We need to find the sum of all 4-digit distinct numbers formed using the digits 1, 2, 2, 3. Since two digits are identical (the two 2's), we must be careful about counting distinct arrangements.

The total number of 4-digit arrangements of {1, 2, 2, 3} is $$\frac{4!}{2!} = 12$$ distinct numbers.

To find their sum, we calculate the contribution of each digit to each place value (thousands, hundreds, tens, units). For any fixed position, we count how many times each digit appears there across all 12 arrangements.

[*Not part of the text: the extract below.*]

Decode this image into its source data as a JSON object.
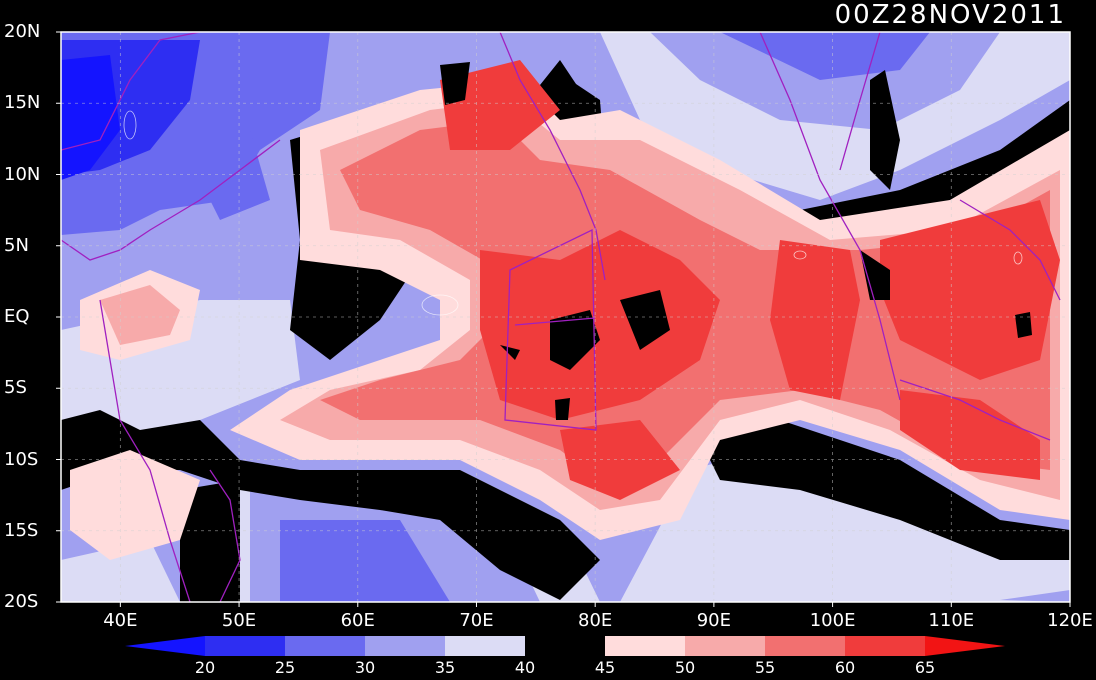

For digit 1: We fix 1 in a position, and arrange {2, 2, 3} in the remaining 3 positions, giving $$\frac{3!}{2!} = 3$$ arrangements. So digit 1 appears 3 times in each position.

For digit 3: Similarly, fix 3 in a position and arrange {1, 2, 2}, giving $$\frac{3!}{2!} = 3$$ arrangements. So digit 3 appears 3 times in each position.

For digit 2: Since there are two 2's, fix one 2 in a position and arrange the remaining {1, 2, 3} in 3 positions, giving $$3! = 6$$ arrangements. But since both 2's are identical, this already counts correctly. So digit 2 appears 6 times in each position.

We can verify: $$3 + 6 + 3 = 12$$ total appearances per position, which matches our 12 distinct numbers.

The digit sum contribution per position is $$3 \times 1 + 6 \times 2 + 3 \times 3 = 3 + 12 + 9 = 24$$.

The total sum is $$24 \times (1000 + 100 + 10 + 1) = 24 \times 1111 = 26664$$.

The answer is Option A: $$26664$$.